シンタロー

召使のシンタローのレビュー・感想・評価

召使(1963年製作の映画)
4.2
ジョセフ・ロージー監督×ダーク・ボガード&ジェームズ・フォックス主演。
アフリカから帰国したばかりのトニー。引っ越してきた高級アパートは家具もなく、改修の必要があった。貴族階級で悠々自適なトニーは家事が苦手で召使を雇おうとしていた。そこへ面接に来たのは中年でルックスの良いバレットという上品な男。すぐに気に入ったトニーは、住み込みでバレットを雇い、家事全般から身の回りの世話まで任せるようになる。トニーの婚約者スーザンはバレットを訝しみ、クビにするよう頼むが、そんな要求は受け入れられない程、替えのきかない存在になっていた。バレットは妹のヴェラを呼び寄せ、メイドとして共に働くようになるのだが…。
「地獄に堕ちた勇者ども」「愛の嵐」でダーク・ボガードにはまった頃に鑑賞して、更にどハマリしてしまったミステリーの名作。SMと同性愛をバックグラウンドに忍ばせた人間描写がゾクゾクする程スリリングで、自分は大好物です。トニー、バレット、スーザン、ヴェラの四重奏のような前篇は英国らしい上品な演出が光りますが、バレットのある告白からの後篇は退廃的で扇情的な世界観が広がり、もうたまらん。トニーとバレットの出逢い…面接で何人も断ったのにピンときてすぐに雇ったわけで…ハッキリ言葉にはしなかったけど…「料理以外にも君には…」絶妙な間と2人の視線…お互いに感じるナニかがあったのでしょう。きっと。後篇では包み隠さず、服従関係の逆転、SMの淫らな官能が露呈されていきます。バレットがどのタイミングで企んだのかが謎…目的はハッキリしてると思いますが、そこに愛情があったのか…そのあたりの隠された表現が、本作の中毒性なのかな、と思ってます。
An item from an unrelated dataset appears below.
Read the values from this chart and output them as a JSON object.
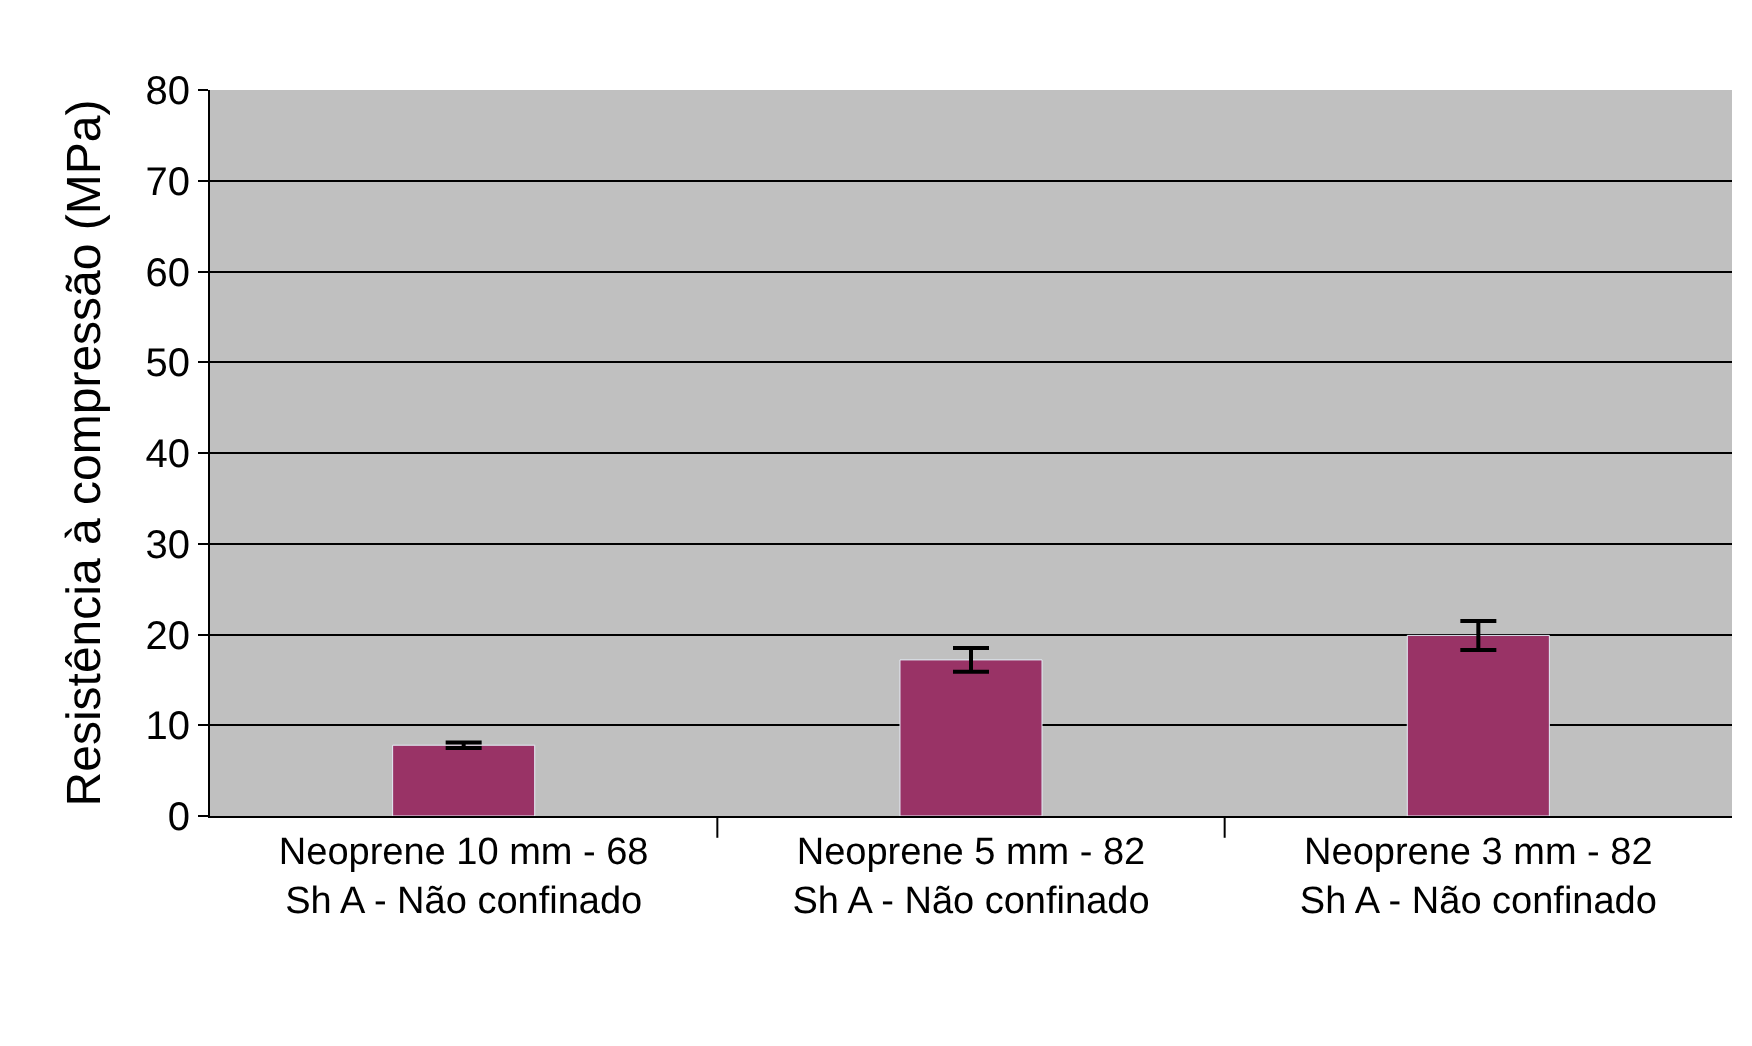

主演のダーク・ボガードは、ヨーロッパ作品にこだわり続けてきたレジェンド的英国俳優。ジョセフ・ロージーとは公私に渡る長い関係を築き、彼との出逢いが甘い二枚目から演技派へ脱皮させたと言われてます。本作の腹に一物抱えた大胆な人物表現はあまりにも素晴らしく、以後度々性的に倒錯した役柄をこなすようになり、一部?で熱狂的支持を集めました。対するジェームズ・フォックスは、この時点ではほぼ新人でしたが、既に大活躍していたボガードとワンシチュエーションのような場面でも、臆せず見事な力演。ボガードとタイプの異なるルックスも絶妙にマッチしてました。ヴェラ役のサラ・マイルズもほぼ新人で、こちらはコケティッシュでビッチなキャラを厭味っぽく好演。2人共その後も活躍し、ロージーの先見性を感じさせます。